Social Distancing Inspires Literacy Project for Children in Recovery House
Posted May 06, 2020
Professor Constable’s sabbatical project is providing 30 women with literacy kits for their infants and children. These women are in residential recovery houses supported by Alvis, Inc., a nonprofit human services agency whose services include research-based, comprehensive family support programs; behavioral health and substance abuse treatment services; recovery housing for women and their children; and services to individuals with developmental disabilities who are trying to live more independently in the community. Alvis serves nearly 8,000 men, women, young adults and children in Ohio each year.
“One year ago, I began talking to Alvis Coordinator Julie Janson about the need to incorporate literacy into their child and family programs,” said Constable. “We both understood the importance of getting books into kid’s hands and the kits were the result once all the schools began shutting down.”
The kits contain preschool-age books and additional learning materials for children.
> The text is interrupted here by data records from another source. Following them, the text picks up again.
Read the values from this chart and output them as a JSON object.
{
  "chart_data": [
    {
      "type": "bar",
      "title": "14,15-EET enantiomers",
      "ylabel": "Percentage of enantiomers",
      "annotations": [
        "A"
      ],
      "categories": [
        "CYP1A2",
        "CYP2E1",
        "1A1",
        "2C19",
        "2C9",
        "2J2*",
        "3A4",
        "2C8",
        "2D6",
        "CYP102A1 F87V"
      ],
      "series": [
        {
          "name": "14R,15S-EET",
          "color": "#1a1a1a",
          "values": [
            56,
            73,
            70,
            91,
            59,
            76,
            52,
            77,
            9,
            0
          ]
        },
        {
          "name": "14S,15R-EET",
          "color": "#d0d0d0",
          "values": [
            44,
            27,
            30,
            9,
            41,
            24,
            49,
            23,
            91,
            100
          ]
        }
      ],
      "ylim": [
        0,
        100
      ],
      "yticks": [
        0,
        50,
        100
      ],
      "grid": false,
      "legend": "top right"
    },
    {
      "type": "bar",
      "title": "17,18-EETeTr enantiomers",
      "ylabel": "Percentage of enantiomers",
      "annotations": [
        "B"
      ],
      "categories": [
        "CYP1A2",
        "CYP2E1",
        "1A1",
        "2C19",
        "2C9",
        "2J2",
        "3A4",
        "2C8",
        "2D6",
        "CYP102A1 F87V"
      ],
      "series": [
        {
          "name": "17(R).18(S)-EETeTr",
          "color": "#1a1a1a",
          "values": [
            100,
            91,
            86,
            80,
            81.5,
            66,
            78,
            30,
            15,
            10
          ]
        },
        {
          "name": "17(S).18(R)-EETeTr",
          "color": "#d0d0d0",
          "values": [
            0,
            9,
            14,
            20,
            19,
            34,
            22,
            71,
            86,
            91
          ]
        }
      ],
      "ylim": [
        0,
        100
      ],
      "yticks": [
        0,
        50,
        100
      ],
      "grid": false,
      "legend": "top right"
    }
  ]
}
Constable is working with Alvis program leaders to deliver three different literacy kits across the next several weeks. Each kit has a different learning theme: colors, letters, and numbers. The kits are funded by Constable’s sabbatical funding from Otterbein, as well as support by Alvis.
“Otterbein has always embraced equity in resources and community service. This is a wonderful example of our institution living those values and ‘doing the most good,’” added Constable.
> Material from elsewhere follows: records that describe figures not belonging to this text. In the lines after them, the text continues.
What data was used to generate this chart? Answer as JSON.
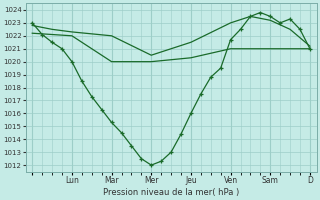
{
  "xlabel": "Pression niveau de la mer( hPa )",
  "background_color": "#c5ebe6",
  "grid_color": "#9dcec8",
  "line_color": "#1a6b2a",
  "ylim": [
    1011.5,
    1024.5
  ],
  "yticks": [
    1012,
    1013,
    1014,
    1015,
    1016,
    1017,
    1018,
    1019,
    1020,
    1021,
    1022,
    1023,
    1024
  ],
  "days": [
    "",
    "Lun",
    "Mar",
    "Mer",
    "Jeu",
    "Ven",
    "Sam",
    "D"
  ],
  "day_positions": [
    0,
    24,
    48,
    72,
    96,
    120,
    144,
    168
  ],
  "series1_x": [
    0,
    6,
    12,
    18,
    24,
    30,
    36,
    42,
    48,
    54,
    60,
    66,
    72,
    78,
    84,
    90,
    96,
    102,
    108,
    114,
    120,
    126,
    132,
    138,
    144,
    150,
    156,
    162,
    168
  ],
  "series1_y": [
    1023.0,
    1022.1,
    1021.5,
    1021.0,
    1020.0,
    1018.5,
    1017.3,
    1016.3,
    1015.3,
    1014.5,
    1013.5,
    1012.5,
    1012.0,
    1012.3,
    1013.0,
    1014.4,
    1016.0,
    1017.5,
    1018.8,
    1019.5,
    1021.7,
    1022.5,
    1023.5,
    1023.8,
    1023.5,
    1023.0,
    1023.3,
    1022.5,
    1021.0
  ],
  "series2_x": [
    0,
    24,
    48,
    72,
    96,
    120,
    144,
    168
  ],
  "series2_y": [
    1022.2,
    1022.0,
    1020.0,
    1020.0,
    1020.3,
    1021.0,
    1021.0,
    1021.0
  ],
  "series3_x": [
    0,
    12,
    24,
    48,
    72,
    96,
    120,
    132,
    144,
    156,
    168
  ],
  "series3_y": [
    1022.8,
    1022.5,
    1022.3,
    1022.0,
    1020.5,
    1021.5,
    1023.0,
    1023.5,
    1023.2,
    1022.5,
    1021.2
  ]
}
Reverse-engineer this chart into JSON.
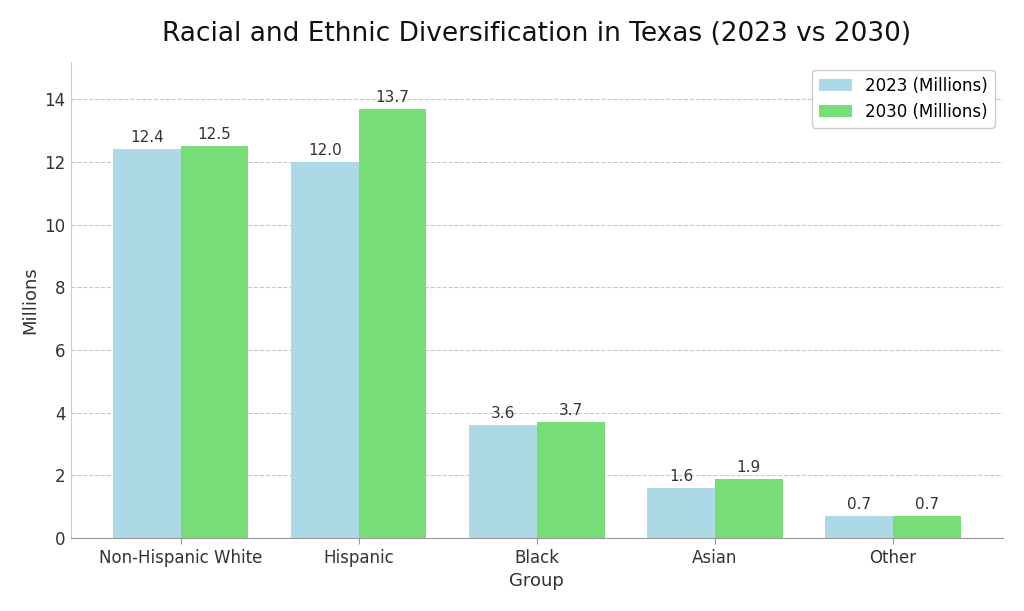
{
  "title": "Racial and Ethnic Diversification in Texas (2023 vs 2030)",
  "xlabel": "Group",
  "ylabel": "Millions",
  "categories": [
    "Non-Hispanic White",
    "Hispanic",
    "Black",
    "Asian",
    "Other"
  ],
  "values_2023": [
    12.4,
    12.0,
    3.6,
    1.6,
    0.7
  ],
  "values_2030": [
    12.5,
    13.7,
    3.7,
    1.9,
    0.7
  ],
  "color_2023": "#ADD8E6",
  "color_2030": "#77DD77",
  "legend_2023": "2023 (Millions)",
  "legend_2030": "2030 (Millions)",
  "ylim": [
    0,
    15.2
  ],
  "yticks": [
    0,
    2,
    4,
    6,
    8,
    10,
    12,
    14
  ],
  "bar_width": 0.38,
  "title_fontsize": 19,
  "label_fontsize": 13,
  "tick_fontsize": 12,
  "annotation_fontsize": 11,
  "background_color": "#ffffff",
  "grid_color": "#bbbbbb",
  "grid_linestyle": "--",
  "grid_alpha": 0.8
}
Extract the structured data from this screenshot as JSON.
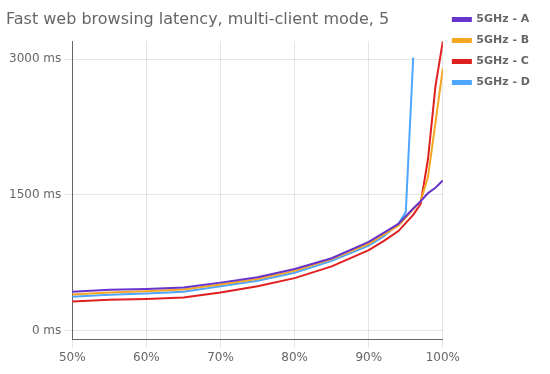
{
  "chart_data": {
    "type": "line",
    "title": "Fast web browsing latency, multi-client mode, 5",
    "xlim": [
      50,
      100
    ],
    "xticks": [
      {
        "value": 50,
        "label": "50%"
      },
      {
        "value": 60,
        "label": "60%"
      },
      {
        "value": 70,
        "label": "70%"
      },
      {
        "value": 80,
        "label": "80%"
      },
      {
        "value": 90,
        "label": "90%"
      },
      {
        "value": 100,
        "label": "100%"
      }
    ],
    "ylim": [
      -100,
      3200
    ],
    "yticks": [
      {
        "value": 0,
        "label": "0 ms"
      },
      {
        "value": 1500,
        "label": "1500 ms"
      },
      {
        "value": 3000,
        "label": "3000 ms"
      }
    ],
    "grid": true,
    "legend": "right",
    "series": [
      {
        "name": "5GHz - A",
        "color": "#6633cc",
        "x": [
          50,
          55,
          60,
          65,
          70,
          75,
          80,
          85,
          90,
          92,
          94,
          96,
          97,
          98,
          99,
          100
        ],
        "values": [
          430,
          450,
          460,
          475,
          530,
          590,
          680,
          800,
          980,
          1080,
          1180,
          1350,
          1430,
          1520,
          1580,
          1660
        ]
      },
      {
        "name": "5GHz - B",
        "color": "#f5a623",
        "x": [
          50,
          55,
          60,
          65,
          70,
          75,
          80,
          85,
          90,
          92,
          94,
          96,
          97,
          98,
          99,
          100
        ],
        "values": [
          400,
          420,
          435,
          455,
          510,
          570,
          660,
          790,
          960,
          1060,
          1160,
          1340,
          1430,
          1700,
          2300,
          2900
        ]
      },
      {
        "name": "5GHz - C",
        "color": "#e02020",
        "x": [
          50,
          55,
          60,
          65,
          70,
          75,
          80,
          85,
          90,
          92,
          94,
          96,
          97,
          98,
          99,
          100
        ],
        "values": [
          320,
          340,
          350,
          365,
          420,
          490,
          580,
          710,
          890,
          990,
          1100,
          1280,
          1400,
          1900,
          2700,
          3200
        ]
      },
      {
        "name": "5GHz - D",
        "color": "#4da6ff",
        "x": [
          50,
          55,
          60,
          65,
          70,
          75,
          80,
          85,
          90,
          92,
          94,
          95,
          96
        ],
        "values": [
          375,
          395,
          410,
          430,
          490,
          550,
          640,
          770,
          940,
          1040,
          1180,
          1310,
          3020
        ]
      }
    ]
  }
}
Otterbein senior educational studies major Marissa Rogers is constructing the kits and developing the activities as part of her senior internship. Rogers is planning and preparing to use her degree to support young children and their families in the community.
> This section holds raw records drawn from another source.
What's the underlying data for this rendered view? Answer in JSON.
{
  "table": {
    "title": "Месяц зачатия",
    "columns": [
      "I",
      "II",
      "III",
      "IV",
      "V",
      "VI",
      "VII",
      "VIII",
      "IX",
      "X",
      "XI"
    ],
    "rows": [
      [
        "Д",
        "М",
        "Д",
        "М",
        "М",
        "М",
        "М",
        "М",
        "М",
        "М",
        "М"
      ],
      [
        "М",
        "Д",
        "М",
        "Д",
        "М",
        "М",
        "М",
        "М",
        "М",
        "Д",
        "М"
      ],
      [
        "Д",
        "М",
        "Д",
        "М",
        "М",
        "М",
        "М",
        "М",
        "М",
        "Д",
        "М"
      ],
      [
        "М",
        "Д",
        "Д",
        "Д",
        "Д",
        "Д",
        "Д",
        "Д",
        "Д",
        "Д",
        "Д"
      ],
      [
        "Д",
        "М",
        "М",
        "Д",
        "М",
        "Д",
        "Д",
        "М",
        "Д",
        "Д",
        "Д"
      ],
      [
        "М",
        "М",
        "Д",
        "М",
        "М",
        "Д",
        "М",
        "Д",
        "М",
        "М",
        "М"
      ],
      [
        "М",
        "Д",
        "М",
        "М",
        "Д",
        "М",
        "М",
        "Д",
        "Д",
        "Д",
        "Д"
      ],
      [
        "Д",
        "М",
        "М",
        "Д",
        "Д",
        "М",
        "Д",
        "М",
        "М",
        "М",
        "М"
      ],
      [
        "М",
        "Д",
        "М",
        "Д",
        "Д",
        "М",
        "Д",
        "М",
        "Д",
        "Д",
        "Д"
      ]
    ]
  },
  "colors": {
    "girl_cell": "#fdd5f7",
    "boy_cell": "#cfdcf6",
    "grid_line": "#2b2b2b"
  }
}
Prior to COVID-19 social distancing enforcement, Rogers was working onsite at Alvis, assisting with parenting classes and a Saturday family program. Since the programs were shut down as a result of COVID-19, she has worked with Constable and Alvis Coordinator Julie Janson to develop a plan for bringing literacy into the homes of children. This is how the literacy kit idea was born — the reality of social distancing was the perfect starting point.